Dienekes did another run of his data with K = 64. He posted a huge plot with the two largest dimensions of variation. He also posted an accompanying spreadsheet with the coordinates of where the Dodecad samples were. So I found my own position pretty quickly. Before going to that, I thought I’d repost a comparison between myself, the HapMap Gujaratis, the North Kannadi sample, and the HGDP Uygurs. This is at K = 10 in ADMIXTURE from Dodecad.
OK, with that in mind, here’s the full MDS with the two largest components of genetic variation. I’ve added large labels. Also, click the image for a larger file so you can read the small labels.
One thing that jumps out at me is the tight clustering of very populous groups such as Europeans. The East Asians and Yoruba samples aren’t as representative of their macro-region, so that makes some sense. But the Dodecad Ancestry Project has a lot of West Eurasian groups, so the affinity there is still striking. I am basically a touch off the “North Kannadi” cluster, a little toward the Uygurs. In the clustering which is the main focus of Dienekes’ post I also fall into a North Kannadi cluster. Interestingly, in Zack’s preliminary run with the South Asian data set I’m 71% with Nepalis, and 29% with part of the Singapore Indians (most of whom I assume are Tamil). Note the close position of the Uygurs to the North Kannadi, despite the fact that geographically the Uygur are much closer to Pakistani populations. It just goes to show you what happens when you throw a whole lot of genetic variation into the pot, and then focus on the two largest components of variance. The axis between Europe and East Asia is spanned by South Asians. But some South Asian groups, such as the North Kannadi sample, have an ancestry component somewhat more like East Asians than West Eurasians, so they get placed closer to East Asians on the two dimensional plots. This is what Dienekes terms the “South Eurasian” element, which has been submerged almost everywhere by a West and East Eurasian element.
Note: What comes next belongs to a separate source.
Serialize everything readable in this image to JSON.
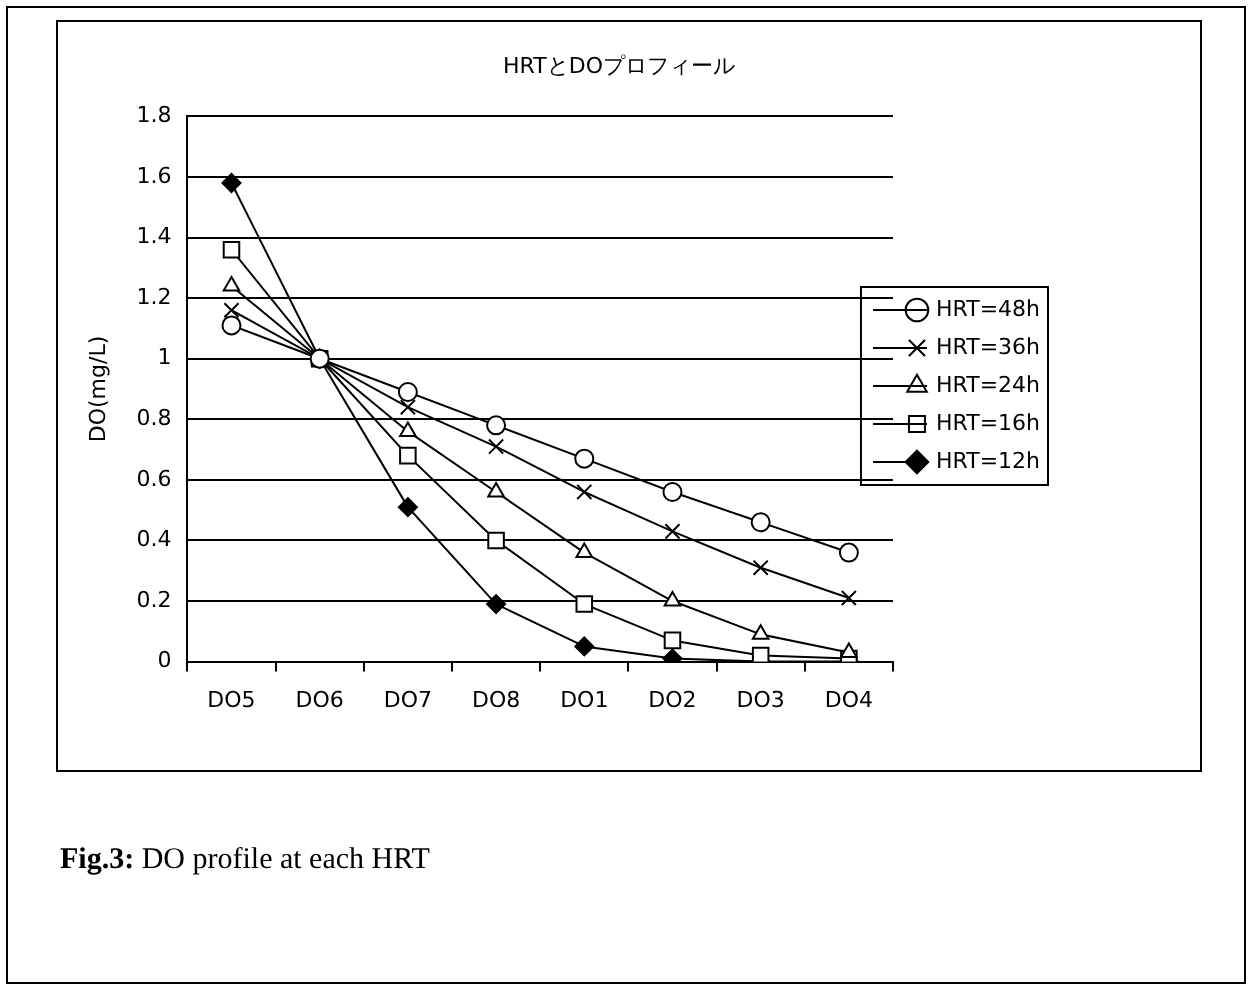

Here’s a close up of the South Asian region of the plot. You can see how close the Uygurs are to the North Kannadi sample, and how close I am to the North Kannadi. But two of the North Kannda samples are out of the cluster in the MDS. I assume they’re the individuals with a lot of the purple ancestral component, what Dienekes’ termed “West Asian.” The individual between the Gujarati and North Kannadi clusters is probably the one with the slight orange “East Asian” component. And that gives you insight what’s going on with me. If you removed the orange component from my ancestry I’d probably be in the Gujarati cluster. I’m “pulled” to the North Kannadi cluster as a direct proportion of my East Asian ancestral component. The MDS plot isn’t “wrong,” it is visualizing the data correctly with the constraints imposed by our own abilities to process information intuitively. But without the ADMIXTURE plot you’d probably make the wrong inference about my population assignment. With that information the likely hypothesis would be that I’m from a liminal population which has interactions with East Asian groups (e.g., Nepali, Assamese, or Bengali).
Note: Removing the Africans from the sample, or visualizing different combinations of dimensions, would also certainly clear up the confusion in this case. But again, these sorts of steps require a human understanding of what the techniques are presenting to you.